Sen. Schumer’s conclusion undermines one of the Administration’s main talking points, that the only choices are this deal or war:
To me, the very real risk that Iran will not moderate and will, instead, use the agreement to pursue its nefarious goals is too great.
Therefore, I will vote to disapprove the agreement, not because I believe war is a viable or desirable option, nor to challenge the path of diplomacy. It is because I believe Iran will not change, and under this agreement it will be able to achieve its dual goals of eliminating sanctions while ultimately retaining its nuclear and non-nuclear power. Better to keep U.S. sanctions in place, strengthen them, enforce secondary sanctions on other nations, and pursue the hard-trodden path of diplomacy once more, difficult as it may be.

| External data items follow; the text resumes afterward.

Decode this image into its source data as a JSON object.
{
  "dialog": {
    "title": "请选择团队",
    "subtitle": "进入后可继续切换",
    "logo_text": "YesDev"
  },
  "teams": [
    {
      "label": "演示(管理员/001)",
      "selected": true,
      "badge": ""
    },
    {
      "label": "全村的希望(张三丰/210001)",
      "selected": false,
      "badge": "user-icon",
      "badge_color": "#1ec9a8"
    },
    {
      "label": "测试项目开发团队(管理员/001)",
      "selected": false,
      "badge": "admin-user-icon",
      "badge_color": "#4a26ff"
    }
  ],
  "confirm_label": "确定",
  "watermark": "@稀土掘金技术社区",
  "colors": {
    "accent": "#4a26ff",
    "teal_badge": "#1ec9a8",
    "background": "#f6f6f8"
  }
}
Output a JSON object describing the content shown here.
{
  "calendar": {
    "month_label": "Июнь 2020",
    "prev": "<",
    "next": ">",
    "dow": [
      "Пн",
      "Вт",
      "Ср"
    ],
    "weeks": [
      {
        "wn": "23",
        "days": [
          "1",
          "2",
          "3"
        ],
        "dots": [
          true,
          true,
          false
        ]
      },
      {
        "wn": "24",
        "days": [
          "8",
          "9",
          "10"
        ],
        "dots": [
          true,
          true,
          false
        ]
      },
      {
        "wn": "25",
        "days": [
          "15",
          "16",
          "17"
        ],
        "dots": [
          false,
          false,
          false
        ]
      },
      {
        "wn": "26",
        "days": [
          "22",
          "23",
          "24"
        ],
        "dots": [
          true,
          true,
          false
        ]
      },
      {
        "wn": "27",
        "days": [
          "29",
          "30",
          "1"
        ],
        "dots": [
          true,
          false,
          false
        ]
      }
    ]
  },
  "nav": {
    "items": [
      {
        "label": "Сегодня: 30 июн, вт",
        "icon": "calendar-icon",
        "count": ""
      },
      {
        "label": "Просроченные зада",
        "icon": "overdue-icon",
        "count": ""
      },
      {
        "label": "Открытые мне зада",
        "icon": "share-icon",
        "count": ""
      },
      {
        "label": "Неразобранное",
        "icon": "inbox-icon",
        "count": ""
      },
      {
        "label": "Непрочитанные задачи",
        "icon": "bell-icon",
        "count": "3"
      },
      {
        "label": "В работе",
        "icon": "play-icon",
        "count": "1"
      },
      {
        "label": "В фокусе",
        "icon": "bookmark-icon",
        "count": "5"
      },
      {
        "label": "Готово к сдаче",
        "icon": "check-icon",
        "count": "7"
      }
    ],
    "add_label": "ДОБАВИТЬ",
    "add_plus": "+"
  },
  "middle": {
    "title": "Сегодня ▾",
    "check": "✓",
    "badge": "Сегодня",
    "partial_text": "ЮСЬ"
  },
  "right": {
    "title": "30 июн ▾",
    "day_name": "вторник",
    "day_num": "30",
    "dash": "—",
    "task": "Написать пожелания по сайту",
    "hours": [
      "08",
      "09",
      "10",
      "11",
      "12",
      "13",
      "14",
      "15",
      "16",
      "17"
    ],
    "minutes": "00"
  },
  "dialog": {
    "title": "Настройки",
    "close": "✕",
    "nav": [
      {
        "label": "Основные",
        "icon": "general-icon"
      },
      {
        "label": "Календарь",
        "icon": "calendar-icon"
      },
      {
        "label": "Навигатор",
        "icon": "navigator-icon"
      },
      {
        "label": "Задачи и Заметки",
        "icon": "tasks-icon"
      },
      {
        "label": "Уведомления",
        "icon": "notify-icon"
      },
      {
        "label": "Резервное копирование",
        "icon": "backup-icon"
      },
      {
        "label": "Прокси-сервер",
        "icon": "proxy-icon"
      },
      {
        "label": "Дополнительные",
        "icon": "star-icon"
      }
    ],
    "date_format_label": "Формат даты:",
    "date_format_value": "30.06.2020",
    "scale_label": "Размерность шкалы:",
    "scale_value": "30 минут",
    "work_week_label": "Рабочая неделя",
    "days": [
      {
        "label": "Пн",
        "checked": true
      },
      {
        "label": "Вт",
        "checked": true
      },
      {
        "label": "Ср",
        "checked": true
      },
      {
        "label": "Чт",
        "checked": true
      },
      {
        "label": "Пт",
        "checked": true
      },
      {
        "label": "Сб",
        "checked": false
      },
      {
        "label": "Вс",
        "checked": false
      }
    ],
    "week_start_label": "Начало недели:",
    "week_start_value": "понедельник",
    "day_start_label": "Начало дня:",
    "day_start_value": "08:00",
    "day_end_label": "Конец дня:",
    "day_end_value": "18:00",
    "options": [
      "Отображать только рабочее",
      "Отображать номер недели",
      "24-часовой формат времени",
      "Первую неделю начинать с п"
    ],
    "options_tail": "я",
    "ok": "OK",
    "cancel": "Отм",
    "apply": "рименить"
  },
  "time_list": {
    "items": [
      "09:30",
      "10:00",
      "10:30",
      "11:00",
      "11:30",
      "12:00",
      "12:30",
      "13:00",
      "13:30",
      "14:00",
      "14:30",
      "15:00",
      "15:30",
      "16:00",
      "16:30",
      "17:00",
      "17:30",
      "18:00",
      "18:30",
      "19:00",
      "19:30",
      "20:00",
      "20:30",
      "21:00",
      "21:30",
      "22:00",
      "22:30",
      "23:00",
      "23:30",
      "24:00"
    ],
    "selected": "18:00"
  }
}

For all of these reasons, I believe the vote to disapprove is the right one.
This is more than a break with the President’s political position; it is a repudiation of the President’s whole approach to the Iran debate. President Obama has pulled out all the stops to argue that opponents of his Iran deal are aligned with America’s enemies. Now one of the Senate’s most respected Democrats says that the country would be better off if Congress trashes the President’s signature diplomatic accomplishments. Does President Obama think Senator Schumer is in league with the Iran Revolutionary Guard? Or does he think he’s a secret Israeli agent who is disloyal to the United States?
Senator Schumer’s dissent will not, by itself, kill the deal. But it’s not good news for the White House. Schumer’s dissent will give cover to other Democrats; it shows that the core of the party is divided over the deal — and it means that other senators who break with the White House may not face severe punishment by Senate leaders. With over a month left on the Corker-Menendez vote clock, and the August recess ahead, this is not a statement that the White House wanted to see.